A/N: It's Valentine's Day and I was feeling sappy.
Also gosh, may I just formally apologize for the lack of update on Arbutus? Life's been a bit rough on my end so not much as gotten done but have no worry friends, I have returned.
Please accept this as an apology for now.
Robin doesn't know how to read people, so he reads tomes instead.
He traces his fingers across crisp white pages and whispers words in a language long since lost. Little sparks form on the tips of his fingers, nowhere near strong enough to spark, blossom, and bloom into light; but the thrum is there, a soft constant reminder of what he can create.
Or what he could destroy.
He doesn't want destructive, tainted hands to fall on another person, so he holds books instead. If the pages burn under yellow fire from his touch, then it burns. No one is harmed.
Robin doesn't know how to speak to people, so he speaks to himself instead.
It's those whispered words of old that come off his tongue, with nary a falter or pause, and it should be alarming how a language of heretics is the one that he speaks with ease. It isn't, however, because that's what he is. A heretic. A mistake.

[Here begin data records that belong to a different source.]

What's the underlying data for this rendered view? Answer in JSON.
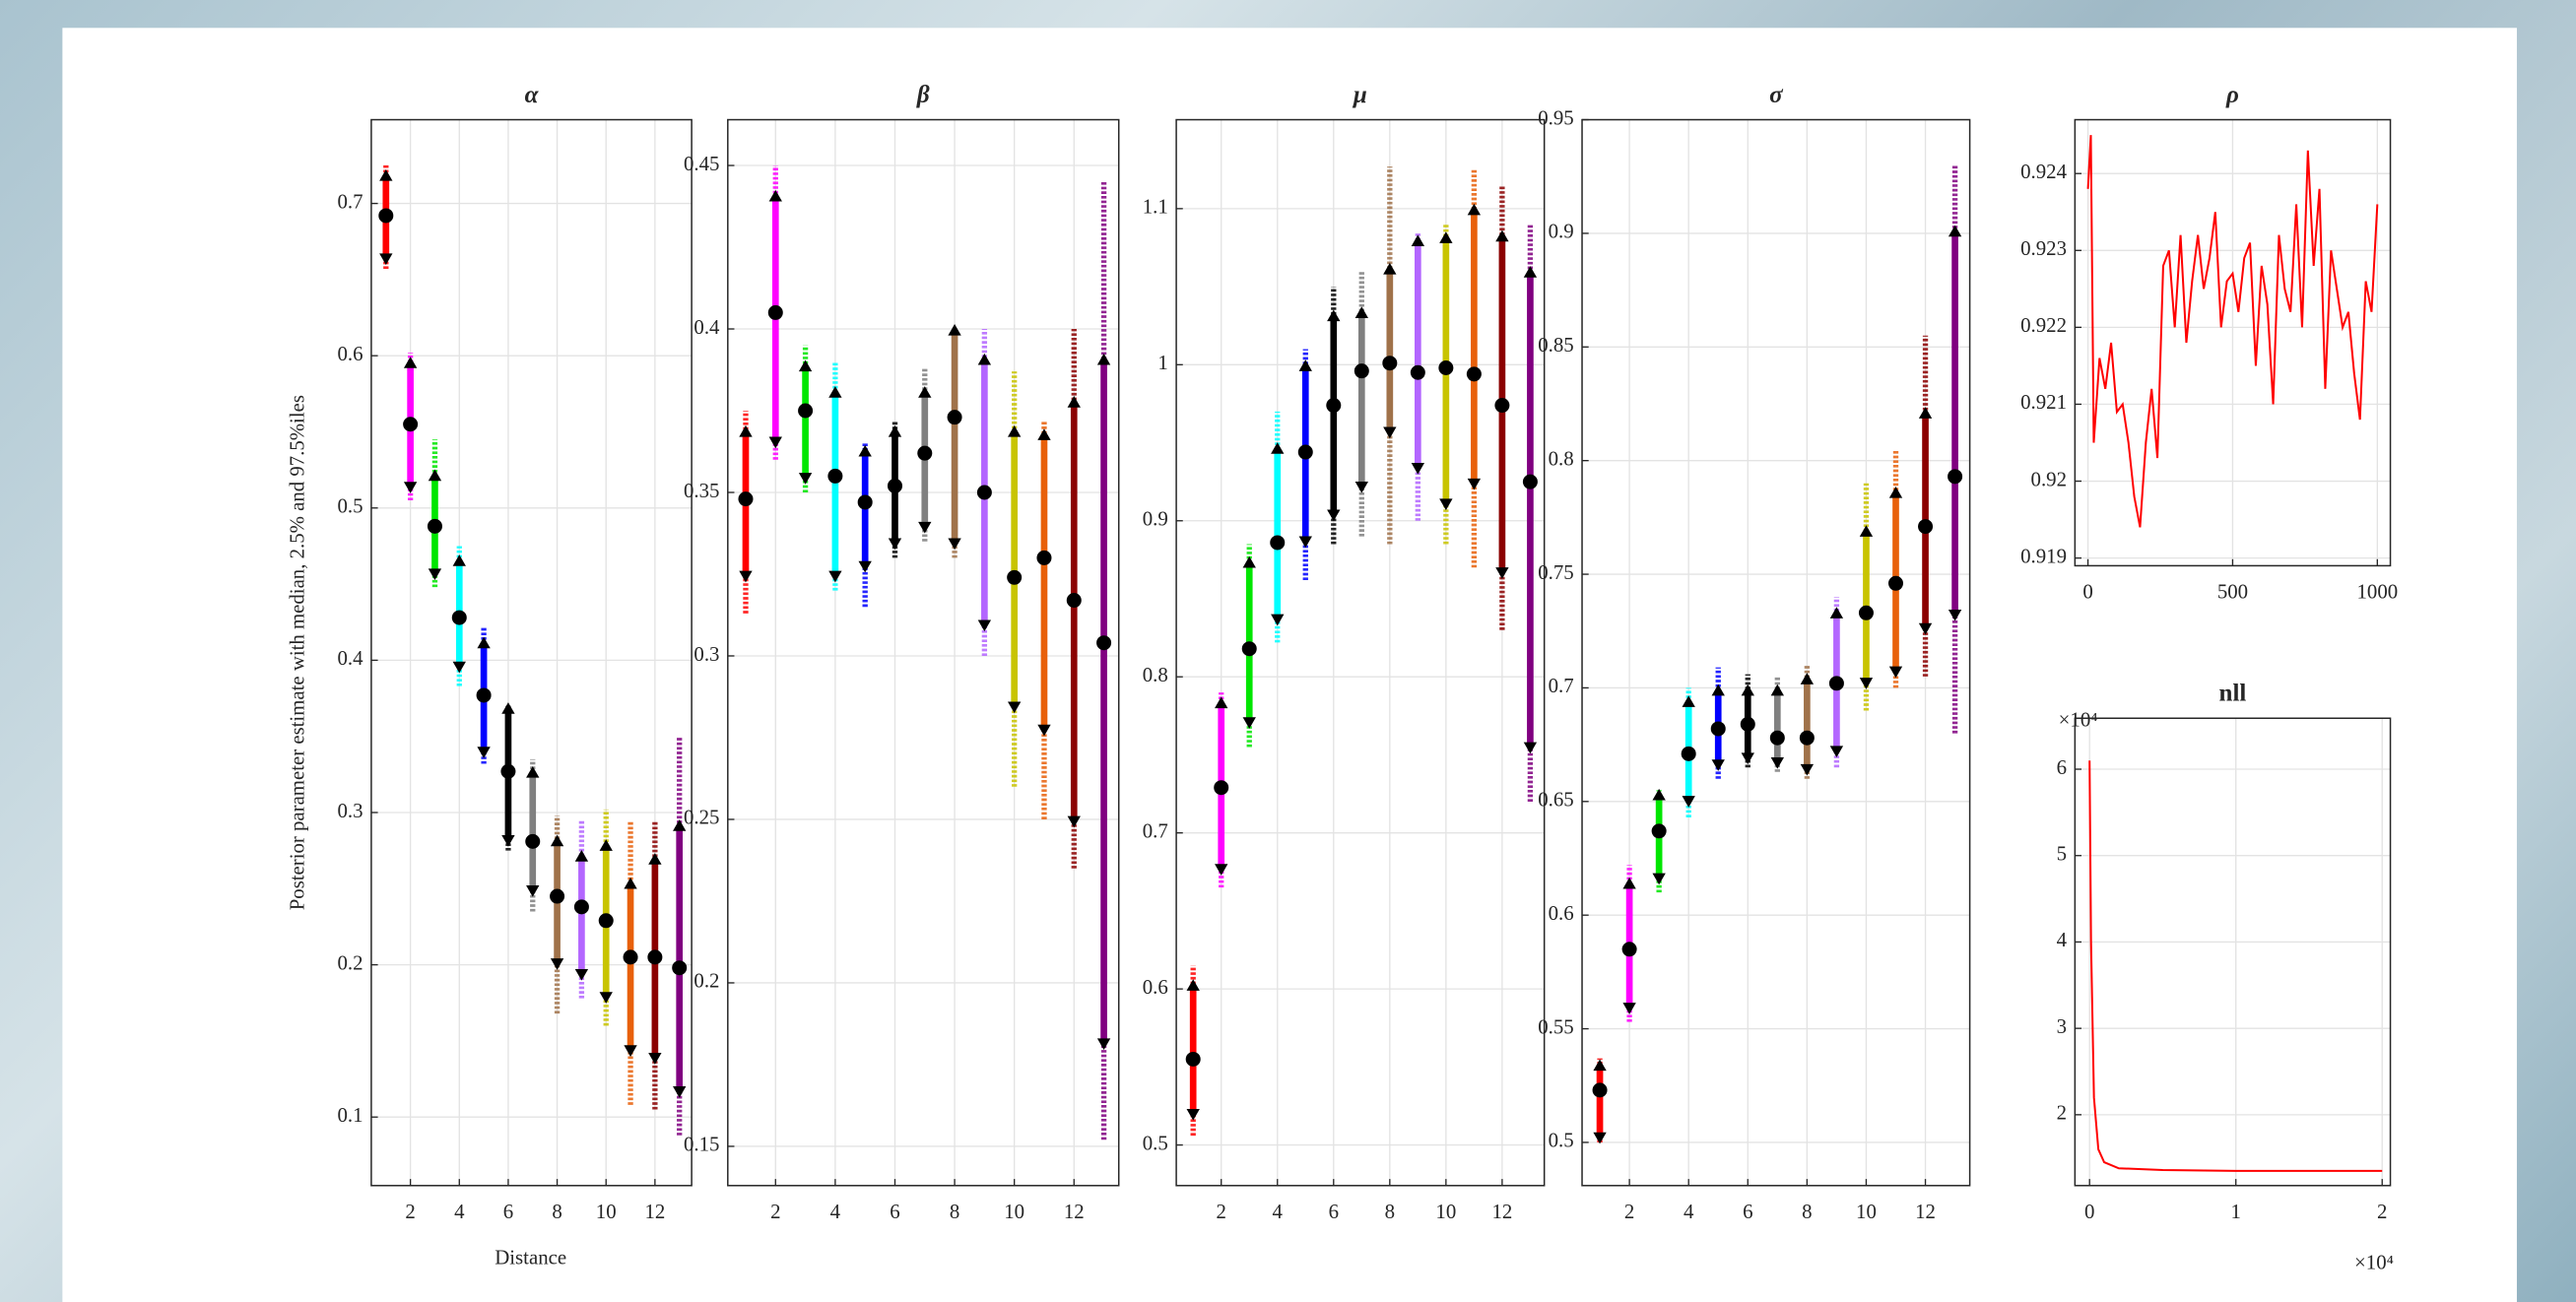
{
  "chart_data": [
    {
      "type": "interval",
      "title": "α",
      "ylabel": "Posterior parameter estimate with median, 2.5% and 97.5%iles",
      "xlabel": "Distance",
      "x": [
        1,
        2,
        3,
        4,
        5,
        6,
        7,
        8,
        9,
        10,
        11,
        12,
        13
      ],
      "xlim": [
        0.4,
        13.5
      ],
      "xticks": [
        2,
        4,
        6,
        8,
        10,
        12
      ],
      "ylim": [
        0.055,
        0.755
      ],
      "yticks": [
        0.1,
        0.2,
        0.3,
        0.4,
        0.5,
        0.6,
        0.7
      ],
      "grid": true,
      "colors": [
        "#ff0000",
        "#ff00ff",
        "#00e600",
        "#00ffff",
        "#0000ff",
        "#000000",
        "#808080",
        "#a0724a",
        "#b366ff",
        "#c8c400",
        "#e8600a",
        "#8b0000",
        "#800080"
      ],
      "median": [
        0.692,
        0.555,
        0.488,
        0.428,
        0.377,
        0.327,
        0.281,
        0.245,
        0.238,
        0.229,
        0.205,
        0.205,
        0.198
      ],
      "lower": [
        0.665,
        0.515,
        0.458,
        0.397,
        0.341,
        0.283,
        0.25,
        0.202,
        0.195,
        0.18,
        0.145,
        0.14,
        0.118
      ],
      "upper": [
        0.717,
        0.594,
        0.52,
        0.464,
        0.41,
        0.367,
        0.325,
        0.28,
        0.27,
        0.277,
        0.252,
        0.268,
        0.29
      ],
      "sample_min": [
        0.657,
        0.505,
        0.448,
        0.383,
        0.332,
        0.275,
        0.235,
        0.168,
        0.178,
        0.16,
        0.108,
        0.105,
        0.088
      ],
      "sample_max": [
        0.725,
        0.602,
        0.545,
        0.475,
        0.422,
        0.37,
        0.335,
        0.298,
        0.295,
        0.302,
        0.295,
        0.295,
        0.35
      ]
    },
    {
      "type": "interval",
      "title": "β",
      "x": [
        1,
        2,
        3,
        4,
        5,
        6,
        7,
        8,
        9,
        10,
        11,
        12,
        13
      ],
      "xlim": [
        0.4,
        13.5
      ],
      "xticks": [
        2,
        4,
        6,
        8,
        10,
        12
      ],
      "ylim": [
        0.138,
        0.464
      ],
      "yticks": [
        0.15,
        0.2,
        0.25,
        0.3,
        0.35,
        0.4,
        0.45
      ],
      "grid": true,
      "colors": [
        "#ff0000",
        "#ff00ff",
        "#00e600",
        "#00ffff",
        "#0000ff",
        "#000000",
        "#808080",
        "#a0724a",
        "#b366ff",
        "#c8c400",
        "#e8600a",
        "#8b0000",
        "#800080"
      ],
      "median": [
        0.348,
        0.405,
        0.375,
        0.355,
        0.347,
        0.352,
        0.362,
        0.373,
        0.35,
        0.324,
        0.33,
        0.317,
        0.304
      ],
      "lower": [
        0.325,
        0.366,
        0.355,
        0.325,
        0.328,
        0.335,
        0.34,
        0.335,
        0.31,
        0.285,
        0.278,
        0.25,
        0.182
      ],
      "upper": [
        0.368,
        0.44,
        0.388,
        0.38,
        0.362,
        0.368,
        0.38,
        0.399,
        0.39,
        0.368,
        0.367,
        0.377,
        0.39
      ],
      "sample_min": [
        0.313,
        0.36,
        0.35,
        0.32,
        0.315,
        0.33,
        0.335,
        0.33,
        0.3,
        0.26,
        0.25,
        0.235,
        0.152
      ],
      "sample_max": [
        0.375,
        0.45,
        0.395,
        0.39,
        0.365,
        0.372,
        0.388,
        0.4,
        0.4,
        0.387,
        0.372,
        0.4,
        0.445
      ]
    },
    {
      "type": "interval",
      "title": "μ",
      "x": [
        1,
        2,
        3,
        4,
        5,
        6,
        7,
        8,
        9,
        10,
        11,
        12,
        13
      ],
      "xlim": [
        0.4,
        13.5
      ],
      "xticks": [
        2,
        4,
        6,
        8,
        10,
        12
      ],
      "ylim": [
        0.474,
        1.157
      ],
      "yticks": [
        0.5,
        0.6,
        0.7,
        0.8,
        0.9,
        1,
        1.1
      ],
      "grid": true,
      "colors": [
        "#ff0000",
        "#ff00ff",
        "#00e600",
        "#00ffff",
        "#0000ff",
        "#000000",
        "#808080",
        "#a0724a",
        "#b366ff",
        "#c8c400",
        "#e8600a",
        "#8b0000",
        "#800080"
      ],
      "median": [
        0.555,
        0.729,
        0.818,
        0.886,
        0.944,
        0.974,
        0.996,
        1.001,
        0.995,
        0.998,
        0.994,
        0.974,
        0.925
      ],
      "lower": [
        0.521,
        0.678,
        0.772,
        0.838,
        0.888,
        0.905,
        0.923,
        0.958,
        0.935,
        0.912,
        0.925,
        0.868,
        0.756
      ],
      "upper": [
        0.601,
        0.782,
        0.872,
        0.945,
        0.998,
        1.03,
        1.032,
        1.06,
        1.078,
        1.08,
        1.098,
        1.081,
        1.058
      ],
      "sample_min": [
        0.506,
        0.665,
        0.755,
        0.822,
        0.862,
        0.885,
        0.89,
        0.885,
        0.9,
        0.885,
        0.87,
        0.83,
        0.72
      ],
      "sample_max": [
        0.615,
        0.79,
        0.885,
        0.97,
        1.01,
        1.05,
        1.06,
        1.127,
        1.085,
        1.09,
        1.125,
        1.115,
        1.09
      ]
    },
    {
      "type": "interval",
      "title": "σ",
      "x": [
        1,
        2,
        3,
        4,
        5,
        6,
        7,
        8,
        9,
        10,
        11,
        12,
        13
      ],
      "xlim": [
        0.4,
        13.5
      ],
      "xticks": [
        2,
        4,
        6,
        8,
        10,
        12
      ],
      "ylim": [
        0.481,
        0.95
      ],
      "yticks": [
        0.5,
        0.55,
        0.6,
        0.65,
        0.7,
        0.75,
        0.8,
        0.85,
        0.9,
        0.95
      ],
      "grid": true,
      "colors": [
        "#ff0000",
        "#ff00ff",
        "#00e600",
        "#00ffff",
        "#0000ff",
        "#000000",
        "#808080",
        "#a0724a",
        "#b366ff",
        "#c8c400",
        "#e8600a",
        "#8b0000",
        "#800080"
      ],
      "median": [
        0.523,
        0.585,
        0.637,
        0.671,
        0.682,
        0.684,
        0.678,
        0.678,
        0.702,
        0.733,
        0.746,
        0.771,
        0.793
      ],
      "lower": [
        0.503,
        0.56,
        0.617,
        0.651,
        0.667,
        0.67,
        0.668,
        0.665,
        0.673,
        0.703,
        0.708,
        0.727,
        0.733
      ],
      "upper": [
        0.533,
        0.613,
        0.652,
        0.693,
        0.698,
        0.698,
        0.698,
        0.703,
        0.732,
        0.768,
        0.785,
        0.82,
        0.9
      ],
      "sample_min": [
        0.5,
        0.553,
        0.61,
        0.643,
        0.66,
        0.665,
        0.663,
        0.66,
        0.665,
        0.69,
        0.7,
        0.705,
        0.68
      ],
      "sample_max": [
        0.537,
        0.622,
        0.655,
        0.7,
        0.709,
        0.706,
        0.705,
        0.71,
        0.74,
        0.79,
        0.805,
        0.855,
        0.93
      ]
    },
    {
      "type": "line",
      "title": "ρ",
      "color": "#ff0000",
      "x": [
        0,
        10,
        20,
        40,
        60,
        80,
        100,
        120,
        140,
        160,
        180,
        200,
        220,
        240,
        260,
        280,
        300,
        320,
        340,
        360,
        380,
        400,
        420,
        440,
        460,
        480,
        500,
        520,
        540,
        560,
        580,
        600,
        620,
        640,
        660,
        680,
        700,
        720,
        740,
        760,
        780,
        800,
        820,
        840,
        860,
        880,
        900,
        920,
        940,
        960,
        980,
        1000
      ],
      "values": [
        0.9238,
        0.9245,
        0.9205,
        0.9216,
        0.9212,
        0.9218,
        0.9209,
        0.921,
        0.9205,
        0.9198,
        0.9194,
        0.9205,
        0.9212,
        0.9203,
        0.9228,
        0.923,
        0.922,
        0.9232,
        0.9218,
        0.9226,
        0.9232,
        0.9225,
        0.9229,
        0.9235,
        0.922,
        0.9226,
        0.9227,
        0.9222,
        0.9229,
        0.9231,
        0.9215,
        0.9228,
        0.9223,
        0.921,
        0.9232,
        0.9225,
        0.9222,
        0.9236,
        0.922,
        0.9243,
        0.9228,
        0.9238,
        0.9212,
        0.923,
        0.9225,
        0.922,
        0.9222,
        0.9214,
        0.9208,
        0.9226,
        0.9222,
        0.9236
      ],
      "xlim": [
        -45,
        1045
      ],
      "xticks": [
        0,
        500,
        1000
      ],
      "ylim": [
        0.9189,
        0.9247
      ],
      "yticks": [
        0.919,
        0.92,
        0.921,
        0.922,
        0.923,
        0.924
      ],
      "grid": true
    },
    {
      "type": "line",
      "title": "nll",
      "color": "#ff0000",
      "x_multiplier": "×10⁴",
      "y_multiplier": "×10⁴",
      "x": [
        0,
        0.01,
        0.03,
        0.06,
        0.1,
        0.2,
        0.5,
        1,
        1.5,
        2
      ],
      "values": [
        6.1,
        4,
        2.2,
        1.6,
        1.45,
        1.38,
        1.36,
        1.35,
        1.35,
        1.35
      ],
      "xlim": [
        -0.1,
        2.056
      ],
      "xticks": [
        0,
        1,
        2
      ],
      "ylim": [
        1.18,
        6.59
      ],
      "yticks": [
        2,
        3,
        4,
        5,
        6
      ],
      "grid": true
    }
  ]
}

A footnote, scrawled at the bottom of the pages and dragged into relevance, sending the world stumbling while it wonders with furrowed brows from whence did he come?
Robin doesn't know how answer that question, so he doesn't. He folds it in on himself and asks why, why, why, without the slightest hint to solve it.
But Shulk told him, on a day when rain threatened to break from the clouds and his hair was dulled without the glow the sun gave him, that this is a mysterious world and not everything needs to be solved.
Not everything needs to be known.
But Robin wants, wants so badly to read the secrets buried in blue eyes and trace the stories written into soft smooth skin and speak in a tongue that says everything and yet absolutely nothing. A quiet desperation sets in whenever they're near each other, and a wailing longing bursts out whenever they're apart - the constant tug and pull on his emotions leaves him weak, makes the runes and the paragraphs swirl into unreadable blurs. Slowly his desire to read dwindles until he can barely hold the book in his hands, for he wants to read something entirely different.
He wants a different kind of magic underneath his fingers. The day he's given the opportunity is one when the skies are gray and thunder rolls in the distance. Any moment now, the rainfall would start, as a slow ambush before it turns into a downpour.
But only stray drops are falling and Robin's thirst is for knowledge, so he takes Shulk in his hands and reads.
He trails trembling fingertips over the sharp lines and curves of his face, traces him like he's studying topography. He ghosts them over eyelids that flutter at the slightest touch, brushes against a nose that wrinkles when it's touched and Robin is fascinated, entranced by the little movements because Shulk is a story come to life.
(But there's a whole hidden epilogue buried in pale pink lips, and Robin's tempted to skip to the end.)
Robin's enraptured absorption is stopped by a drop of water, falling from nowhere, splattering against his hand and he threatens in his mind to curse the heavens. He doesn't want to stop, but he doesn't want the ink to run and this is one of those stories you read uninterrupted.
But he's stopped by a hand on his arm, and a laughing command that numbs Robin's mind - it's a plot twist, executed perfectly. He's stopped by blue eyes and a smile brighter than a burst of Elthunder from his fingers, and told that rules are a formality, meant to broken.
So Robin reads, reads like he never has before. Among the patter of rain and rolls of thunder and soft, breathy laughter, he reads a person and finds them far more beautiful than any book.